The Potential of Blockchain Technology in Revolutionizing Industries

GUEST POST from Art Inteligencia

Blockchain technology has been gaining significant attention in recent years due to its potential to revolutionize various industries. Although originally associated with cryptocurrencies like Bitcoin, the underlying technology of blockchain has far-reaching implications for sectors beyond finance. Its decentralized and transparent nature has the power to transform traditional systems, creating more efficiency, security, and trust. Let us explore two case study examples of how blockchain technology is reshaping industries.

Case Study 1 – Supply Chain Management

The supply chain industry has always faced challenges in establishing trust, ensuring traceability, and preventing counterfeit products. Blockchain technology has emerged as a game-changer in addressing these issues. By leveraging the immutable nature of blockchain, supply chain managers can track every step of a product’s journey from inception to the end consumer.

Walmart successfully implemented blockchain in their food supply chain, reducing the time required to trace the origin of contaminated food from more than a week to mere minutes. By utilizing blockchain, they established a transparent system where the entire supply chain, including farmers, suppliers, distributors, and retailers, can timely record and track product information, such as source details, processing methods, and expiration dates. This not only enhances customer safety but also helps in identifying sources of contamination promptly, leading to faster recalls and reduced risk.

Case Study 2 – Healthcare

The healthcare industry faces numerous challenges, including data breaches, counterfeit drugs, and interoperability issues. Blockchain technology presents a promising solution by securing patient records, reducing fraud, and enhancing data sharing between healthcare providers.

In Estonia, the government implemented blockchain technology for health records. Patients have full control over their medical data, and only authorized healthcare professionals can access it. The blockchain ensures the integrity and security of the records, minimizing the risk of data tampering and unauthorized access. Moreover, the decentralized nature of blockchain enables interoperability between different healthcare systems, improving the coordination of care and saving time for patients and providers.

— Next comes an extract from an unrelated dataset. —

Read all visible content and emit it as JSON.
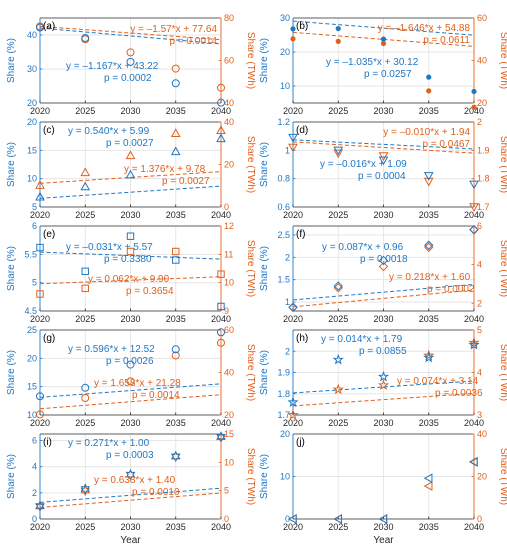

Furthermore, blockchain in healthcare can transform clinical trials by facilitating the secure sharing of trial data among researchers, ensuring the integrity and authenticity of the results.


These two examples merely scratch the surface of the immense potential of blockchain technology in revolutionizing industries. From finance to logistics, energy to real estate, blockchain’s application is vast and has the potential to disrupt existing systems fundamentally.

By providing increased transparency, trust, and security, blockchain technology paves the way for more efficient and reliable processes. However, challenges such as scalability, regulatory frameworks, and energy consumption must be overcome to realize its full potential.

The future is bright for those industries that embrace and adapt to this transformative technology. Blockchain has the power to reshape businesses, optimize operations, and improve customer experiences. Its impact is already visible in some sectors, and it is only a matter of time before blockchain becomes a widely adopted technology across industries, revolutionizing the way we live and do business.

Bottom line: Futurists are not fortune tellers. They use a formal approach to achieve their outcomes, but a methodology and tools like those in FutureHacking™ can empower anyone to be their own futurist.